In fall 1976, Allen, who had coached men’s soccer since 1946, told then-athletic director Bill Cobey that he was going to retire at the end of the year and he wanted Dorrance to take over.
“That’s how I got from coaching Rainbow Soccer to the top of Division 1,” Dorrance said.
He still is not sure what his old coach saw in him – other than a passion for the game – that fueled his transition from a skinny walk-on to a three-time All-ACC player.
After he became the men’s soccer coach in 1977, only a part-time position then, he transferred to Carolina’s law school, intent on dutifully carrying out his father’s plan.
Two years later, he also took on coaching the women’s soccer team and for the next eight years coached both teams. Law school went by the wayside.
There was no money in coaching back then and no evidence of a future, Dorrance said, but M’Liss realized before he did that coaching was what he loved and was meant to do.
No magic formula
Dorrance has never bought into the cliché that winning is everything. His one demand, throughout every practice and every game, is to play the game the way it is supposed to be played: intensely, smartly and aggressively – more so than women once permitted themselves to play.
Women, he noticed, had no problem competing ferociously against an opposing team they disliked. In fact, the more they disliked a team, the harder they played. But they had a hard time going after their teammates with that same intensity.
Men, on the other hand, could easily play smash-mouth soccer no matter who they played.
As a coach, Dorrance had to figure out how to give women permission to change their behavior. And the Seventies was a decade in which feminists argued passionately that women had to be treated the same in every environment.
It was a tricky, delicate business, and even now, Dorrance treads lightly on the subject.
“I’d be hard pressed to sit here with an English and philosophy background and tell you that I have any understanding about what is innately different about men and women,” he said, “but I discovered, at least anecdotally through my experience, that there are some real differences.”
For his team to compete at the highest level, the players have to practice against each other at that level, even when they don’t want to.
“What we try to do here is to create this balance between furious competition and personal connection,” Dorrance said. “The way we do that is by not taking ourselves seriously. We make it a point to have fun.”
A wise teacher
He and his players relish being on top and, because of their legendary success, expect all their opponents to bring their best.

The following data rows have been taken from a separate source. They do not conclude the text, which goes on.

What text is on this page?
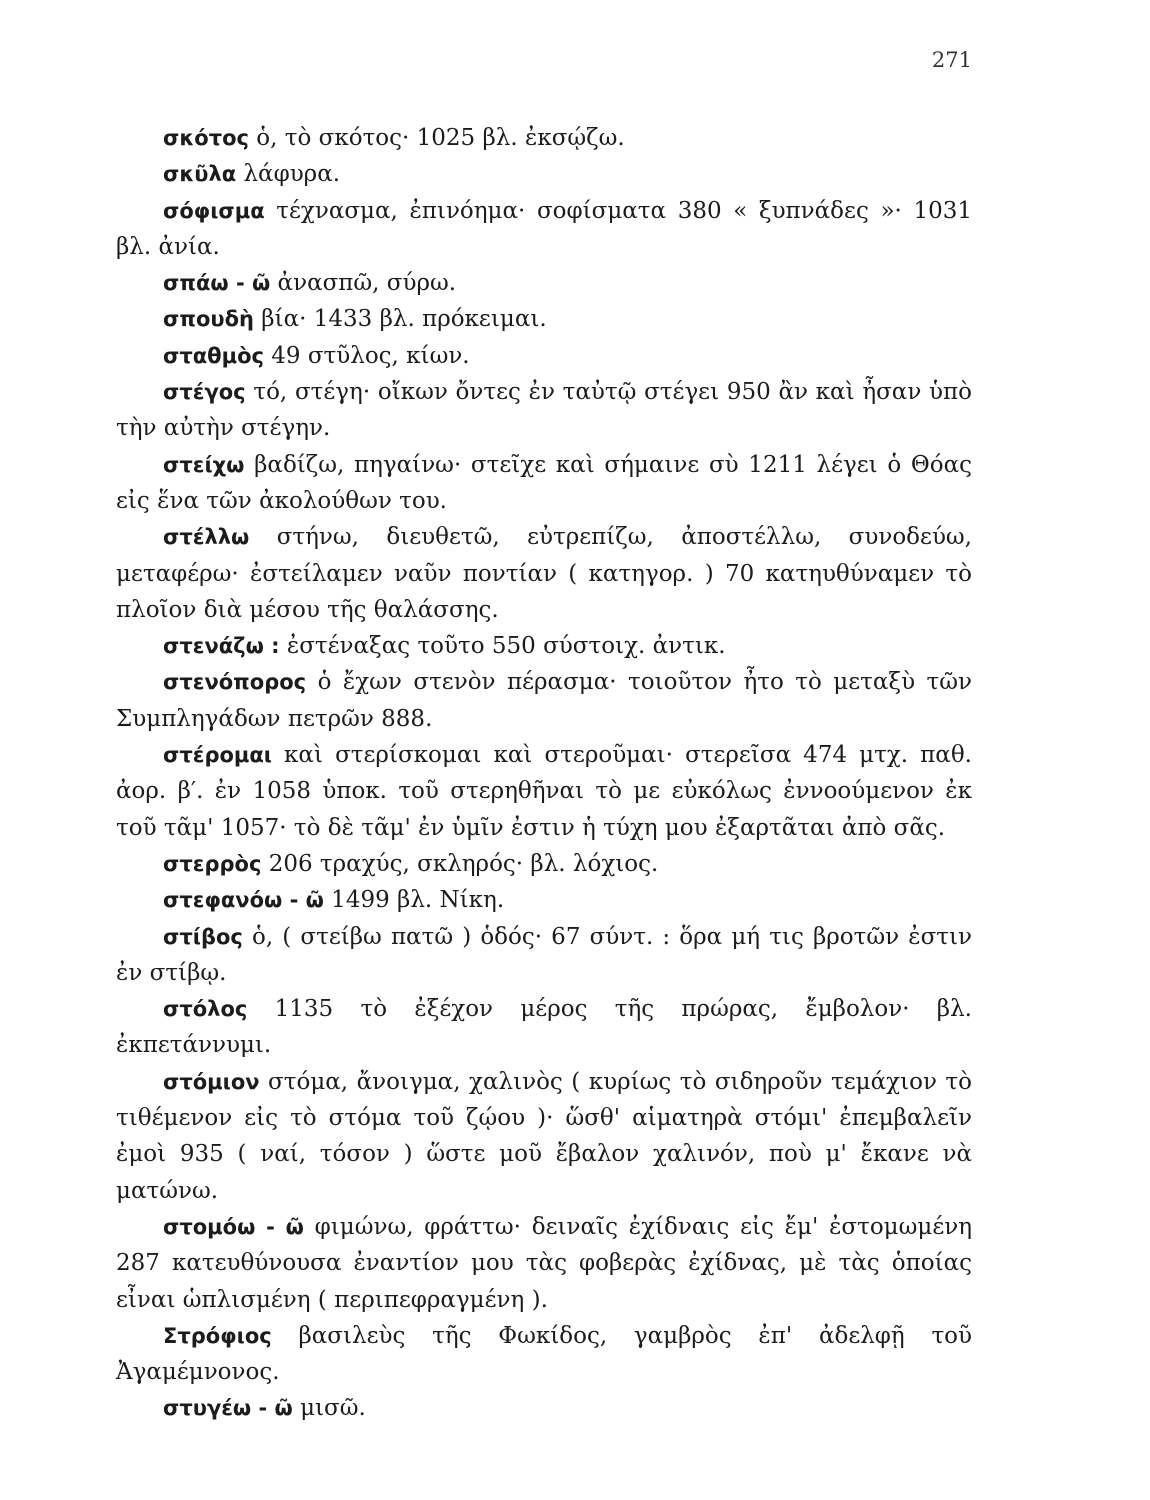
271

σκότος ὁ, τὸ σκότος· 1025 βλ. ἐκσῴζω.

σκῦλα λάφυρα.

σόφισμα τέχνασμα, ἐπινόημα· σοφίσματα 380 « ξυπνάδες »· 1031 βλ. ἀνία.

σπάω - ῶ ἀνασπῶ, σύρω.

σπουδὴ βία· 1433 βλ. πρόκειμαι.

σταθμὸς 49 στῦλος, κίων.

στέγος τό, στέγη· οἴκων ὄντες ἐν ταὐτῷ στέγει 950 ἂν καὶ ἦσαν ὑπὸ τὴν αὐτὴν στέγην.

στείχω βαδίζω, πηγαίνω· στεῖχε καὶ σήμαινε σὺ 1211 λέγει ὁ Θόας εἰς ἕνα τῶν ἀκολούθων του.

στέλλω στήνω, διευθετῶ, εὐτρεπίζω, ἀποστέλλω, συνοδεύω, μεταφέρω· ἐστείλαμεν ναῦν ποντίαν ( κατηγορ. ) 70 κατηυθύναμεν τὸ πλοῖον διὰ μέσου τῆς θαλάσσης.

στενάζω : ἐστέναξας τοῦτο 550 σύστοιχ. ἀντικ.

στενόπορος ὁ ἔχων στενὸν πέρασμα· τοιοῦτον ἦτο τὸ μεταξὺ τῶν Συμπληγάδων πετρῶν 888.

στέρομαι καὶ στερίσκομαι καὶ στεροῦμαι· στερεῖσα 474 μτχ. παθ. ἀορ. β′. ἐν 1058 ὑποκ. τοῦ στερηθῆναι τὸ με εὐκόλως ἐννοούμενον ἐκ τοῦ τᾶμ' 1057· τὸ δὲ τᾶμ' ἐν ὑμῖν ἐστιν ἡ τύχη μου ἐξαρτᾶται ἀπὸ σᾶς.

στερρὸς 206 τραχύς, σκληρός· βλ. λόχιος.

στεφανόω - ῶ 1499 βλ. Νίκη.

στίβος ὁ, ( στείβω πατῶ ) ὁδός· 67 σύντ. : ὅρα μή τις βροτῶν ἐστιν ἐν στίβῳ.

στόλος 1135 τὸ ἐξέχον μέρος τῆς πρώρας, ἔμβολον· βλ. ἐκπετάννυμι.

στόμιον στόμα, ἄνοιγμα, χαλινὸς ( κυρίως τὸ σιδηροῦν τεμάχιον τὸ τιθέμενον εἰς τὸ στόμα τοῦ ζῴου )· ὥσθ' αἱματηρὰ στόμι' ἐπεμβαλεῖν ἐμοὶ 935 ( ναί, τόσον ) ὥστε μοῦ ἔβαλον χαλινόν, ποὺ μ' ἔκανε νὰ ματώνω.

στομόω - ῶ φιμώνω, φράττω· δειναῖς ἐχίδναις εἰς ἔμ' ἐστομωμένη 287 κατευθύνουσα ἐναντίον μου τὰς φοβερὰς ἐχίδνας, μὲ τὰς ὁποίας εἶναι ὡπλισμένη ( περιπεφραγμένη ).

Στρόφιος βασιλεὺς τῆς Φωκίδος, γαμβρὸς ἐπ' ἀδελφῇ τοῦ Ἀγαμέμνονος.

στυγέω - ῶ μισῶ.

But losing does happen, as it did early in this year’s NCAA tournament, and when it does, it offers lessons that winning cannot.

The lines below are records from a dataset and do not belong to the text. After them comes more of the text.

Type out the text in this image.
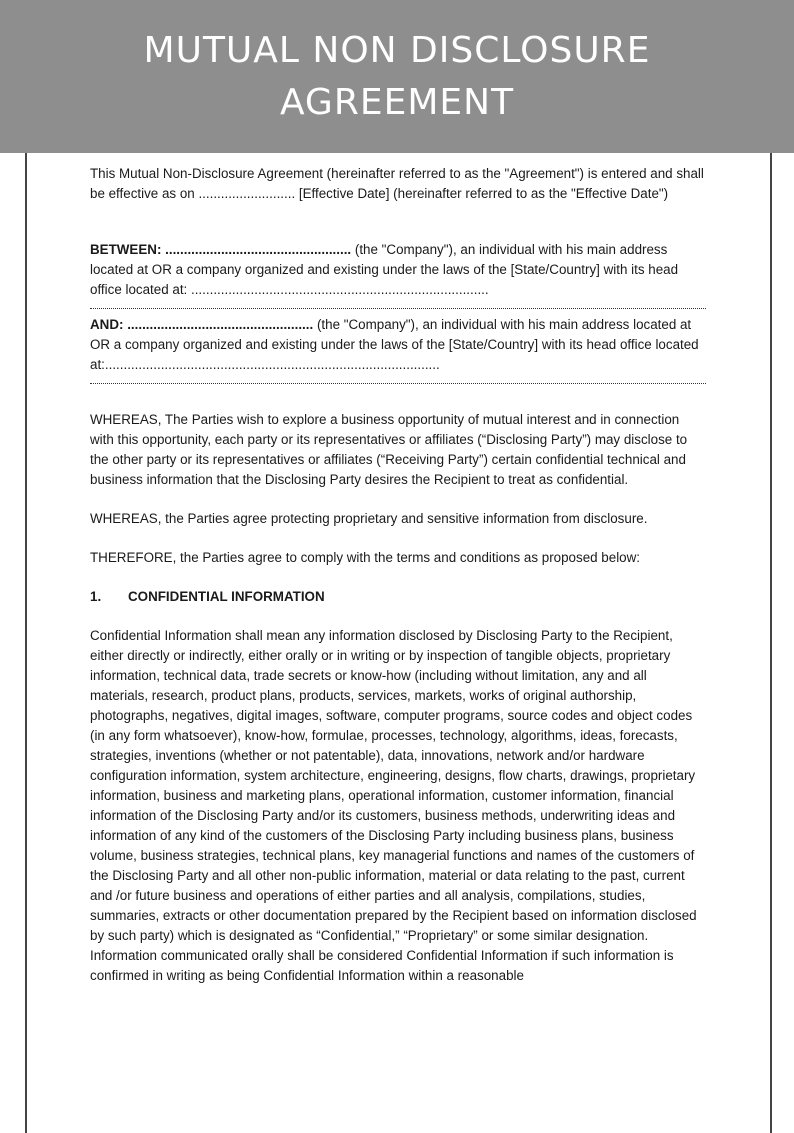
MUTUAL NON DISCLOSURE
AGREEMENT

This Mutual Non-Disclosure Agreement (hereinafter referred to as the "Agreement") is entered and shall be effective as on .......................... [Effective Date] (hereinafter referred to as the "Effective Date")

BETWEEN: .................................................. (the "Company"), an individual with his main address located at OR a company organized and existing under the laws of the [State/Country] with its head office located at: ................................................................................

AND: .................................................. (the "Company"), an individual with his main address located at OR a company organized and existing under the laws of the [State/Country] with its head office located at:..........................................................................................

WHEREAS, The Parties wish to explore a business opportunity of mutual interest and in connection with this opportunity, each party or its representatives or affiliates (“Disclosing Party”) may disclose to the other party or its representatives or affiliates (“Receiving Party”) certain confidential technical and business information that the Disclosing Party desires the Recipient to treat as confidential.

WHEREAS, the Parties agree protecting proprietary and sensitive information from disclosure.

THEREFORE, the Parties agree to comply with the terms and conditions as proposed below:

1. CONFIDENTIAL INFORMATION

Confidential Information shall mean any information disclosed by Disclosing Party to the Recipient, either directly or indirectly, either orally or in writing or by inspection of tangible objects, proprietary information, technical data, trade secrets or know-how (including without limitation, any and all materials, research, product plans, products, services, markets, works of original authorship, photographs, negatives, digital images, software, computer programs, source codes and object codes (in any form whatsoever), know-how, formulae, processes, technology, algorithms, ideas, forecasts, strategies, inventions (whether or not patentable), data, innovations, network and/or hardware configuration information, system architecture, engineering, designs, flow charts, drawings, proprietary information, business and marketing plans, operational information, customer information, financial information of the Disclosing Party and/or its customers, business methods, underwriting ideas and information of any kind of the customers of the Disclosing Party including business plans, business volume, business strategies, technical plans, key managerial functions and names of the customers of the Disclosing Party and all other non-public information, material or data relating to the past, current and /or future business and operations of either parties and all analysis, compilations, studies, summaries, extracts or other documentation prepared by the Recipient based on information disclosed by such party) which is designated as “Confidential,” “Proprietary” or some similar designation. Information communicated orally shall be considered Confidential Information if such information is confirmed in writing as being Confidential Information within a reasonable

As Dorrance talks about this, he begins rummaging through the pile of papers on his desk to find the book his daughter Michelle gave him years ago on Father’s Day, one filled with the inspirational quotes he prescribes to his team as doctors dispense medicine.
The book is thick, and there is no index, but he finds the excerpt from “My Losing Season,” Pat Conroy’s memoir about playing basketball at the Citadel, that he shared with his players after this year’s tournament loss. He reads:
“Sports books are always about winning because winning is far more pleasurable and exhilarating to read about than losing. Winning is wonderful in every aspect, but the darker music of loss resonates on deeper, richer planes. …
“Loss is a fiercer, more uncompromising teacher, coldhearted but clear-eyed in its understanding that life is more dilemma than game, and more trial than free pass.”
Dorrance looks up and permits himself a slow grin.
“I guess my English and philosophy degrees actually do apply to this job,” he said.